Por el irrespeto a la legalidad es que vemos casos como el del video mencionado anteriormente: los conductores irrespetando las leyes, porque aquí es el país del “sálvese quien pueda” y los demás no me importan. Ese video mostraba el típico caso del “vivián salvadoreño”. En este país el ser “animala” es sinónimo de ser inteligente y el que no lo es queda como tonto. Y la “animalada” es una actitud que encontramos en simples conductores, empresarios, políticos jóvenes, viejos... Ya no nos sorprende la real posibilidad que unos vándalos se metan a un zoológico y con lujo de barbarie ataquen a un animal. Existe un desprecio por la vida en este país del cual ni los animales se salvan. Es tal la forma en que la violencia forma parte de nuestras vidas, que ya no nos sorprende que eso haya sido cierto.

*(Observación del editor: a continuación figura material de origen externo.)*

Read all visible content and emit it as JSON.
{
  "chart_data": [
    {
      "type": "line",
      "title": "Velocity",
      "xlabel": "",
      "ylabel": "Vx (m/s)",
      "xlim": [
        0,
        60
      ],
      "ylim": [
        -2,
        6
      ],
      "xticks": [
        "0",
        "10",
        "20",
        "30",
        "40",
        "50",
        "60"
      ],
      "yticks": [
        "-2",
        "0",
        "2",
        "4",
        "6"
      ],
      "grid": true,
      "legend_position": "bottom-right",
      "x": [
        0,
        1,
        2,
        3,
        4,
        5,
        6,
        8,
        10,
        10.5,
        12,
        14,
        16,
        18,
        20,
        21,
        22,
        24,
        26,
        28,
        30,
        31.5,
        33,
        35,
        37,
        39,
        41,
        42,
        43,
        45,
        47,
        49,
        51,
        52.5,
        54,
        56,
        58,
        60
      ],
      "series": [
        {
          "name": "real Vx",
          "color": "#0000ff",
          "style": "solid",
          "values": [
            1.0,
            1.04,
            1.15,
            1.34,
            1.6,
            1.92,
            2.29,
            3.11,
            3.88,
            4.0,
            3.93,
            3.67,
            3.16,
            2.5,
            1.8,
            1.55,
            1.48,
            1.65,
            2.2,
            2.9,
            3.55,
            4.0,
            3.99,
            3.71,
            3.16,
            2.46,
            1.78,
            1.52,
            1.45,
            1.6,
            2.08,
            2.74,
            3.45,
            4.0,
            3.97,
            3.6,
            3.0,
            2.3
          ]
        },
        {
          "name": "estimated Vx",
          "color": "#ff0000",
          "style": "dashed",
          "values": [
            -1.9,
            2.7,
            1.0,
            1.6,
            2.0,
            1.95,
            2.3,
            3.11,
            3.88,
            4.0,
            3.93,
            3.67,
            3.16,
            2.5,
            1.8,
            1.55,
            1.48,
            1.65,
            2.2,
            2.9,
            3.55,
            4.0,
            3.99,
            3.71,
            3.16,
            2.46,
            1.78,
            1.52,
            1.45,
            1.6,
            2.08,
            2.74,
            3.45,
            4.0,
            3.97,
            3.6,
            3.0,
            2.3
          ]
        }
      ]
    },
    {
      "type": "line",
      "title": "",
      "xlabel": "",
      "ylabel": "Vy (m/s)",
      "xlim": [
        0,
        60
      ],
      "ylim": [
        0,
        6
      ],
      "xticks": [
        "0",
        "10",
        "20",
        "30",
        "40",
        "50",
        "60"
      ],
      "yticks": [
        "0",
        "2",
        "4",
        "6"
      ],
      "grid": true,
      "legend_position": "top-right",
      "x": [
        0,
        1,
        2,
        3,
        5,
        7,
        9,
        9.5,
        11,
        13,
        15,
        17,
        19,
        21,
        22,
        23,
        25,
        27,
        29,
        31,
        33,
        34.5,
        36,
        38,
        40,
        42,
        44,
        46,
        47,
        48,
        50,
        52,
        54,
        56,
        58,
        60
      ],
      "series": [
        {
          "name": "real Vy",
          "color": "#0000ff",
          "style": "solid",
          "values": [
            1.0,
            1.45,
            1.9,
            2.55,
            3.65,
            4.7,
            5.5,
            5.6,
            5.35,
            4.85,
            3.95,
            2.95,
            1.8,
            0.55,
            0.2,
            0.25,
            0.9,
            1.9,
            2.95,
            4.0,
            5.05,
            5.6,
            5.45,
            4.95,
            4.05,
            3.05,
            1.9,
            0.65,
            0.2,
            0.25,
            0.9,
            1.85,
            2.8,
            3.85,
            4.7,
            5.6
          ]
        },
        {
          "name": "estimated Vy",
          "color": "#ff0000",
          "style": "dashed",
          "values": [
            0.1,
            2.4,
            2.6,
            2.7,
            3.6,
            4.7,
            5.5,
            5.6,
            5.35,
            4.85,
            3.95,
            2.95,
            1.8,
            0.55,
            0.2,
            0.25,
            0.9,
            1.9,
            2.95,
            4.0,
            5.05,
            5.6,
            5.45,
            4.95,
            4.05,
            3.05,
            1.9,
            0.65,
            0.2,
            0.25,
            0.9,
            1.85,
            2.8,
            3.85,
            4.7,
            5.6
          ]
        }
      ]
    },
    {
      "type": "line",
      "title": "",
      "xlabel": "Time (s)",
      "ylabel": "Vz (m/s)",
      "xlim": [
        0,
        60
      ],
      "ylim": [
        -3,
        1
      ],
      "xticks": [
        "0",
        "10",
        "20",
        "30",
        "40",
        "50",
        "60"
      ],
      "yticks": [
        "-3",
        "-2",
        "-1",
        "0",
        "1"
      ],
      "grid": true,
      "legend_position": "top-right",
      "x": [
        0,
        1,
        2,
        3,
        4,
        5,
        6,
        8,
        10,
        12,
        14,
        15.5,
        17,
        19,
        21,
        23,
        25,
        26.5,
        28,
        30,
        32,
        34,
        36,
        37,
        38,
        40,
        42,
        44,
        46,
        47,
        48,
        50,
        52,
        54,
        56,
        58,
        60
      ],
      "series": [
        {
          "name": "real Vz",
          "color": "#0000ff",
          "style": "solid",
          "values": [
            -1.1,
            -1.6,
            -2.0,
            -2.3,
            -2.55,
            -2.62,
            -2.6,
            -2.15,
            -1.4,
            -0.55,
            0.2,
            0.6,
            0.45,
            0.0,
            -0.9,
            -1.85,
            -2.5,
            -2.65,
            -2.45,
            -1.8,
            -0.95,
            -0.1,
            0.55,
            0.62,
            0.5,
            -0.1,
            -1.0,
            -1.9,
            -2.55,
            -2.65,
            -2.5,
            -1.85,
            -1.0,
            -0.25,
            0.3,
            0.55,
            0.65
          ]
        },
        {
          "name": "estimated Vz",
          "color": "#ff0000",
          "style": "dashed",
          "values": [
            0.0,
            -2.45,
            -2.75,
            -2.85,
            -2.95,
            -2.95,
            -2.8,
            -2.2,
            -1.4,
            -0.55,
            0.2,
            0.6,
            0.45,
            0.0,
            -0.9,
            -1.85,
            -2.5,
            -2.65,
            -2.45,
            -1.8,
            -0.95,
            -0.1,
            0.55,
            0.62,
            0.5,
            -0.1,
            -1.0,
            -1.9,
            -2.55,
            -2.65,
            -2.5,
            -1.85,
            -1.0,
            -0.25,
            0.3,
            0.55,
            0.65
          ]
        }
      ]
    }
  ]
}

    Así pues, debido a la pobreza, a la desigualdad y a la falta de perspectivas reales de superarnos como habitantes de El Salvador, es que la cultura de la violencia y el irrespeto permea a toda nuestra sociedad. Los culpables de la lamentable situación que atravesamos como país somos los salvadoreños, pobres o ricos, con educación o no, todos. Somos una sociedad individualista, intolerante. Solo nos importa lo que nos afecta a nosotros; solo nos importa lo que nosotros pensamos o queremos. ¿Y los demás? ¡Que se vayan al carajo! 

    Desde hace años oímos que solo un “gran pacto de nación” nos sacará del atolladero en que estamos metidos, pero para todo pacto o acuerdo de gran calado se necesita del diálogo, y ¿quién va a poder dialogar si estamos acostumbrados a no oír y a irrespetar a los otros?; porque esta sociedad en que vivimos pareciera que es campo fértil para que la maldad y lo inhumano se desarrollen a plenitud.

    Con este panorama, es difícil no ser pesimista, pero a pesar de comprobar diariamente que como país atravesamos una profunda crisis, este mismo país nos reclama hacer algo por sus hijos. Ernesto Sabato, al respecto, nos dice: “Nuestra sociedad se ha visto hasta tal punto golpeada por la injusticia y el dolor; su espíritu ha sido corroído de tal manera por la impunidad que rodea los ámbitos del poder, que se vuelve casi imprescindible la transmisión de nuevos valores a las jóvenes generaciones”. 

    Creo que ahí está la clave para superar esta desgracia que padecemos, en desechar los “viejos valores” de un sistema que entroniza la riqueza, el individualismo y el utilitarismo, y sustituirlos por nuevos valores: la solidaridad, la inclusión, el respeto al medio ambiente, la tolerancia y la aceptación de las diferencias de los otros. Solo a través de una educación que inculque a nuestros hijos e hijas estos valores, podremos enderezar el rumbo y evitar la catástrofe para este país en que hemos nacido, que nos duele y que nos pide que no lo abandonemos. Todos tenemos la responsabilidad histórica de rescatarlo. Todos.